The balance counseling – psychotherapy. The role of the clinical psychologist in the therapeutic team. Cognitive-behavioral therapy. Relaxation and hypnosis. Family therapy. Group therapy.  


References (* = mandatory for the exam):


1.      *Popa-Velea, O. (2015). Behavioral Sciences in Medicine (2nd Edition), Ed.Universitară Carol Davila, Bucureşti, (vol.2: pag.257-276, 277-287, 288-303, 304-319, 320-337) (în ediţia I din 2010: pag.245-264, 265-275, 276-291, 292-307, 308-326);



2.      Malcarne, V. (2011). Coping with cancer, în Friedman, H.S. The Oxford Handbook of Health Psychology. New York: Oxford University Press, pag.394-416;

3.      Fava, G.A., Cosci, F., Sonino, N. (2017). Current Psychosomatic Practice. Psychotherapy and Psychosomatics, 86, 13-30;

4.      Ginting, H., van de Ven, M., Becker, E.S., Näring, G. (2014). Type D personality is associated with health behaviors and perceived social support in individuals with coronary heart disease. Journal of Health Psychology, 21 (5): 727-737.

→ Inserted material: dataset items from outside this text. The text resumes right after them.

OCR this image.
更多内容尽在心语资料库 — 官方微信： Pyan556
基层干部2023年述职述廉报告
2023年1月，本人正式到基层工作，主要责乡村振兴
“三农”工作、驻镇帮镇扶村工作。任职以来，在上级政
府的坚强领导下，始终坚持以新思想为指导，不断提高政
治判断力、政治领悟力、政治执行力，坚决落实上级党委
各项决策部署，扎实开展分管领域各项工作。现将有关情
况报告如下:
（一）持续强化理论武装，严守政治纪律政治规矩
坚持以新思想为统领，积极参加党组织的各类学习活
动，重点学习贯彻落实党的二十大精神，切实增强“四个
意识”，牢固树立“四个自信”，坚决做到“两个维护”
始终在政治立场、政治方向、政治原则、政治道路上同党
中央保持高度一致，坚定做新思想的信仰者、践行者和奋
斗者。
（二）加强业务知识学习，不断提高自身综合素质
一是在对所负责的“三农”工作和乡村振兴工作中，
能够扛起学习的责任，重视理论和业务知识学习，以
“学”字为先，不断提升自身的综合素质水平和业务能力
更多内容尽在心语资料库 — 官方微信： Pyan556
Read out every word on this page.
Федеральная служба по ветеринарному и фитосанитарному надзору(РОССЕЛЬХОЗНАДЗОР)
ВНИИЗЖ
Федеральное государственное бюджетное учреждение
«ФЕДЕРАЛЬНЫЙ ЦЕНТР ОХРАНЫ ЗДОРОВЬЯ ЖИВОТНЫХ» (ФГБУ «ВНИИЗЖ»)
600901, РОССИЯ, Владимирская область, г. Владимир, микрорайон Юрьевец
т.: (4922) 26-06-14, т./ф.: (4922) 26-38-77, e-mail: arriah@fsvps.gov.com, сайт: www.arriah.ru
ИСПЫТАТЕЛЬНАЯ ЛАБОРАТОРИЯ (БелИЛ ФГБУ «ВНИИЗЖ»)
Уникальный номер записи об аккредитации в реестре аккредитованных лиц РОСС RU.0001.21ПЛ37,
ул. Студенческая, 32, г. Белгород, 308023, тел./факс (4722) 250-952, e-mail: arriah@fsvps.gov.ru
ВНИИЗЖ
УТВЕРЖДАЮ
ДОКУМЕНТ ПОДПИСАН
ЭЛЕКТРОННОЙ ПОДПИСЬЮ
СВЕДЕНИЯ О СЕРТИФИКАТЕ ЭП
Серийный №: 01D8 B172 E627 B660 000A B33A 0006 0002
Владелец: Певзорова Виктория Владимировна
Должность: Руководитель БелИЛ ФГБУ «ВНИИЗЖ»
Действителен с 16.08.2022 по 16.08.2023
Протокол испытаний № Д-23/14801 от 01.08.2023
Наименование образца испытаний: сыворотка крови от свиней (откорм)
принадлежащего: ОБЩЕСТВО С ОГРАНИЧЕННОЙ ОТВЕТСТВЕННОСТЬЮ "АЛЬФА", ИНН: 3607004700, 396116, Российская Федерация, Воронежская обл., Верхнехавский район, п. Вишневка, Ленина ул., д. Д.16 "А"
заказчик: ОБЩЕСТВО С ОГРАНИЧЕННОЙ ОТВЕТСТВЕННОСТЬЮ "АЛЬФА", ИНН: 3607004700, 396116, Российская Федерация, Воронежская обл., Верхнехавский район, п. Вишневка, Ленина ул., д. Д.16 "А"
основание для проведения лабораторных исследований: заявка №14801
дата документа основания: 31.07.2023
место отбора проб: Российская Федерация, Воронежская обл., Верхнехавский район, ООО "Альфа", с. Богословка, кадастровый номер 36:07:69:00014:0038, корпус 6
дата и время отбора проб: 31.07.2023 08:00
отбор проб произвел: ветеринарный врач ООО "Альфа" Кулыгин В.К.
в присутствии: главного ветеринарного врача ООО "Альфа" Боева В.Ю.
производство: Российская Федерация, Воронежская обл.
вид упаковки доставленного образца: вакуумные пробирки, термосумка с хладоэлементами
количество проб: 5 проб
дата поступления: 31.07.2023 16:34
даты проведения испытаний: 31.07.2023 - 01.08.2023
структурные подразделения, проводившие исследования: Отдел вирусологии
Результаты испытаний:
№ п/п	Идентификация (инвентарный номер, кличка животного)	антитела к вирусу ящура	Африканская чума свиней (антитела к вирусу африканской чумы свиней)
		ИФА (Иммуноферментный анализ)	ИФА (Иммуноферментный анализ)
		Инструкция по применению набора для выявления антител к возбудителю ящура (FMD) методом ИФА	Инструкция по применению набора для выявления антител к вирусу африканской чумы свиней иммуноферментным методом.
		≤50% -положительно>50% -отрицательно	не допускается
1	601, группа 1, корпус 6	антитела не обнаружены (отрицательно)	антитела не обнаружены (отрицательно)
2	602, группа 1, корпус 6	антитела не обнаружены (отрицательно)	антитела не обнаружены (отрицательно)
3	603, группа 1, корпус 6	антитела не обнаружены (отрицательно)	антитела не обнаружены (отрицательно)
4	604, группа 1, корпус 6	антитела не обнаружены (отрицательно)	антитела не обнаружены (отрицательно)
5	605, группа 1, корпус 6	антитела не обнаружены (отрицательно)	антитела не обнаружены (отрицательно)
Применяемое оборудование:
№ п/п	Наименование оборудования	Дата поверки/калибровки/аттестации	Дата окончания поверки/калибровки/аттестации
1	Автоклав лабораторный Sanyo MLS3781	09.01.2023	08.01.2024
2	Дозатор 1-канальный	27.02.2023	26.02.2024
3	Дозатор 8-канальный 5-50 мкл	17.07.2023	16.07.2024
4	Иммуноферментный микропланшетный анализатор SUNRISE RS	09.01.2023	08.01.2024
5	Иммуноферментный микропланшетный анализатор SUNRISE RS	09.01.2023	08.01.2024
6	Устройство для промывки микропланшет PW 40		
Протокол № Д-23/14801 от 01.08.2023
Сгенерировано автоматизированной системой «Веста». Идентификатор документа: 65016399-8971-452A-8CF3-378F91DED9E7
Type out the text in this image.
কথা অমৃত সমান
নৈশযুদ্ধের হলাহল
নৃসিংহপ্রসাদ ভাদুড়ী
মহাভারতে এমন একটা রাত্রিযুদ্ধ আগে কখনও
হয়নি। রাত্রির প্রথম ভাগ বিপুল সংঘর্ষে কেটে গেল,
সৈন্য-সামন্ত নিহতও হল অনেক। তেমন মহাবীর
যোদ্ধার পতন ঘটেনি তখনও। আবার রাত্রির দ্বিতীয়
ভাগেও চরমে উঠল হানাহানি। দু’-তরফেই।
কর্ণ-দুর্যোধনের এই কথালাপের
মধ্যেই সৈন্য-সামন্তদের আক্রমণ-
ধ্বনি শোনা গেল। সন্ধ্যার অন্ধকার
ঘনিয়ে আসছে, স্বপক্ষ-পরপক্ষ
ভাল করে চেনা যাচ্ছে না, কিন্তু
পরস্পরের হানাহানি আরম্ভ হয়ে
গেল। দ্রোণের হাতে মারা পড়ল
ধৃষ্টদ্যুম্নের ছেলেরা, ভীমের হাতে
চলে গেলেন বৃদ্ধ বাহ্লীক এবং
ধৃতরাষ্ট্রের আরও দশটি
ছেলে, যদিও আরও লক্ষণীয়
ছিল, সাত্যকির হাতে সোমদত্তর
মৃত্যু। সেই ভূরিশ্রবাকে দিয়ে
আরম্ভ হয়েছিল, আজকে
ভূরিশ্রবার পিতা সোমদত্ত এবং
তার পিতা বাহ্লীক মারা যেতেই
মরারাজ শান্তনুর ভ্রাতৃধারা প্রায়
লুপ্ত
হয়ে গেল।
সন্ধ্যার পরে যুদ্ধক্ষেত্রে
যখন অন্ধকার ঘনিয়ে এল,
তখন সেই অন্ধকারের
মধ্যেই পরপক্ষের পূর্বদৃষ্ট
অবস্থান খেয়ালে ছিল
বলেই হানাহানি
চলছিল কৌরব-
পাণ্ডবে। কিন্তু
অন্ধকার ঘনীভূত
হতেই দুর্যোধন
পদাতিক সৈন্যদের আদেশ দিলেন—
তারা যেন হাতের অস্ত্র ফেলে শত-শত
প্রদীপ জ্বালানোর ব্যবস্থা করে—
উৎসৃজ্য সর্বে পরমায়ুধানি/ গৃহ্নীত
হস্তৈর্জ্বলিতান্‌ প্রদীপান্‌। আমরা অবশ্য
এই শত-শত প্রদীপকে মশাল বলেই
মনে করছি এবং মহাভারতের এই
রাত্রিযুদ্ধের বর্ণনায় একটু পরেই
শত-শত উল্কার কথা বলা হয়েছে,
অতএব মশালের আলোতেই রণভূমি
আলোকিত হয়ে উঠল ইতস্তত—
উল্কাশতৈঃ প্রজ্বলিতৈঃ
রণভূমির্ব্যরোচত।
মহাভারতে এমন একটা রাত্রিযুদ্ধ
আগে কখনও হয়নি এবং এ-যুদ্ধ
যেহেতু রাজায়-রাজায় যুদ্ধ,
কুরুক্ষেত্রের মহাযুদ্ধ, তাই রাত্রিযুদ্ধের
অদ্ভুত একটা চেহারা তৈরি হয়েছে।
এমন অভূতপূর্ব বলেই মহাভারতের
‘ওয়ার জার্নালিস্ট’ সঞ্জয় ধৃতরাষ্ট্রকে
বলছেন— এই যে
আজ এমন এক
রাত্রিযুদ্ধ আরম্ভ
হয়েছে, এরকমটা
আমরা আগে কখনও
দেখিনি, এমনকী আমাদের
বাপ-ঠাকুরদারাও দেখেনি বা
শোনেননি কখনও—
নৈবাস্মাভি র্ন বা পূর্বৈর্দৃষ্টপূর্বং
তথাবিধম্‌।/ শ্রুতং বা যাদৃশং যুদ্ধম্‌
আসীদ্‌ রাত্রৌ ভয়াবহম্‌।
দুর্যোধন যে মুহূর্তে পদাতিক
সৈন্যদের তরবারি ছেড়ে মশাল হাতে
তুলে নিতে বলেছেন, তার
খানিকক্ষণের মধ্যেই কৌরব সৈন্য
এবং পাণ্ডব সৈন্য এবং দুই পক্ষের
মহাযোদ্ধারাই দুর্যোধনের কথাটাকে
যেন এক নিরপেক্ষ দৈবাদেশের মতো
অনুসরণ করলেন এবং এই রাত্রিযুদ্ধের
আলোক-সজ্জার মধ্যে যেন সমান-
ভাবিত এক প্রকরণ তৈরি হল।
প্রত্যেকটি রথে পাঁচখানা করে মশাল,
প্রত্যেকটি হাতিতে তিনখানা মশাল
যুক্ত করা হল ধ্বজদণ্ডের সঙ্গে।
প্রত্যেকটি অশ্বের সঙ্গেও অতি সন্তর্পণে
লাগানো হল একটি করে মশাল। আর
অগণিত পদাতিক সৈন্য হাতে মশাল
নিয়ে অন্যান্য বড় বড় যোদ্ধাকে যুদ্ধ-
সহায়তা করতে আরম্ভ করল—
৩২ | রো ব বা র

5.      Chen, Q., Wu, C., Gao, Y., Chen, L., Liu, Y. (2015). A clinical study on the role of psychosomatic therapy in evaluation and treatment of patients with chronic obstructive pulmonary disease complicated with anxiety-depression disorder. International Journal of Clinical and Experimental Medicine, 8 (9): 16613–16619.

6.      Keightley, P.C., Koloski, N.A., Talley, N.J. (2015). Pathways in gut-brain communication: Evidence for distinct gut-to-brain and brain-to-gut syndromes. Australian and New Zealand Journal of Psychiatry, 49 (3): 207-214.

7.      Olagunju, A.T., Campbell, E.A., Adeyemi, J.D. (2015). Interplay of anxiety and depression with quality of life in end-stage renal disease. Psychosomatics. 56 (1): 67-77.